When comparing configuration files, pay attention to line ordering. Two configuration files may contain identical settings in a different order. Furthermore, a line-level diff will report every line as changed even though the content is semantically identical. In these cases, sorting both files before comparing produces a cleaner, more meaningful diff result.

Frequently Asked Questions

A difference checker compares two texts and highlights additions, deletions and changes. It shows exactly what was added, removed or modified between two versions. Furthermore, it uses algorithms like Longest Common Subsequence to produce accurate results.

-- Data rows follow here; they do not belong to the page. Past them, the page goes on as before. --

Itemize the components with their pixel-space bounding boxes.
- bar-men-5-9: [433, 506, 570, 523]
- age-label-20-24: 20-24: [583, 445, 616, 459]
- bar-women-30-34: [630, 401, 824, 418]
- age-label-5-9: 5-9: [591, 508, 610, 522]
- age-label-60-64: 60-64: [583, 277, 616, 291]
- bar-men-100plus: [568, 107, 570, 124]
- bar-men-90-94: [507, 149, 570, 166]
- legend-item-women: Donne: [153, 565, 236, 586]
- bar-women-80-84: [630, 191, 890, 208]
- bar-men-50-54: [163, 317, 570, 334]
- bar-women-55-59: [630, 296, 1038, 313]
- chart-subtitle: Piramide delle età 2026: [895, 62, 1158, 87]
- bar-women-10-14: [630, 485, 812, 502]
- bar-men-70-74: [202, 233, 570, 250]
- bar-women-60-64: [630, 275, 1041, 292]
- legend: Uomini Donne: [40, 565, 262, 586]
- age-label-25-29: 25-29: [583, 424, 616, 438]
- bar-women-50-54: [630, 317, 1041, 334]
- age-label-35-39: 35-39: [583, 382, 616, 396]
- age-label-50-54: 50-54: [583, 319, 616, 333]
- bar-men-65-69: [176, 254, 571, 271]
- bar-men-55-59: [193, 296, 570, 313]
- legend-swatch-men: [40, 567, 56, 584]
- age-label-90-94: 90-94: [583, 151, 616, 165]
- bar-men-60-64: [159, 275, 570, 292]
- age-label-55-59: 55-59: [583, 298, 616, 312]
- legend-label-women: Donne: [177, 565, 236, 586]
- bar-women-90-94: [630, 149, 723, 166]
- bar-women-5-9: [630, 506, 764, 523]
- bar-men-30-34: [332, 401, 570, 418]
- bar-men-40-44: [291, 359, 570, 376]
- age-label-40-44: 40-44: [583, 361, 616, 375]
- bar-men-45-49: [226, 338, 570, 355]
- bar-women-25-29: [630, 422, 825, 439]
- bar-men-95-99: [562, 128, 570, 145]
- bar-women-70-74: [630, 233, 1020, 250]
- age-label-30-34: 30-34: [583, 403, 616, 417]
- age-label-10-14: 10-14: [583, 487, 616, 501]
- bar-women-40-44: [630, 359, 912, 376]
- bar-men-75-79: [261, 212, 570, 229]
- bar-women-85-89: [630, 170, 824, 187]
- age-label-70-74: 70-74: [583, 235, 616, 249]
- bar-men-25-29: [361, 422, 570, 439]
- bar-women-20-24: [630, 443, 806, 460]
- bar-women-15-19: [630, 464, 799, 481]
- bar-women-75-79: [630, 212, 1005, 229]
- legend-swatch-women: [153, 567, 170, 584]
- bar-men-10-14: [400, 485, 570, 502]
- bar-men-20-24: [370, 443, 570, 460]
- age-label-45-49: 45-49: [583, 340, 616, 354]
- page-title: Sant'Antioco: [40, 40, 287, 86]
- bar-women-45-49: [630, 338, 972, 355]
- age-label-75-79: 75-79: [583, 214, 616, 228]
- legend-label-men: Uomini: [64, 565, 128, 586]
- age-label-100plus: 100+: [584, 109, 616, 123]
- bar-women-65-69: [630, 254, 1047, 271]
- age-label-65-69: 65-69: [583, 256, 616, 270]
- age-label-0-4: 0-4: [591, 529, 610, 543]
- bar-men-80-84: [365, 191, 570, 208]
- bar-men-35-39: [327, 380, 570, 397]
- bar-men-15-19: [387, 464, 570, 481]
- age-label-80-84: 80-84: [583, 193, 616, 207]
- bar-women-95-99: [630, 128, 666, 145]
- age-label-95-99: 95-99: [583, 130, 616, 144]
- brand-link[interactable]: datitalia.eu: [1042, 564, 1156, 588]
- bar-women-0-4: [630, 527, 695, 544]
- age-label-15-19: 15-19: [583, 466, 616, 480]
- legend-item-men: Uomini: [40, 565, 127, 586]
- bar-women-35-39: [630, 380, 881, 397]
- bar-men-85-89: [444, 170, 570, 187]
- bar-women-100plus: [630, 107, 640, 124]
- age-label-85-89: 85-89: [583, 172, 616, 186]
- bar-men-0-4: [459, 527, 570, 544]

This tool offers line-level, word-level and character-level comparison. Line-level is best for code. Word-level is best for prose. Furthermore, character-level catches single-character typos and is ideal for legal document review.
Green highlights show text that was added in the modified version. Red highlights show text that was removed from the original. Furthermore, grey text is unchanged between both versions.
Yes. The tool compares any plain text, including source code in any programming language. Furthermore, the ignore whitespace option is useful for code comparisons where indentation changes are not meaningful.
Side-by-side shows the original on the left and modified on the right in parallel. Unified shows both versions interleaved in a single column. Furthermore, unified view is similar to git diff output.
Yes. The tool handles texts with thousands of lines. Furthermore, all processing runs locally in your browser, so performance depends on your device rather than a server.
No. All comparison runs locally in your browser. No text is transmitted to or stored on any server. Furthermore, your data never leaves your device.
The tool uses a Longest Common Subsequence (LCS) algorithm. This is the same algorithmic family used by git diff and GNU diff. Furthermore, LCS produces optimal diffs that minimise the number of changes reported.
Yes. Toggle the Ignore Case option to treat uppercase and lowercase as identical. Furthermore, this is useful when comparing texts where capitalisation changes are not meaningful.
Yes. Copy the diff to clipboard or download as an HTML file with colour-coded highlighting. Furthermore, the HTML export preserves all formatting for sharing with colleagues.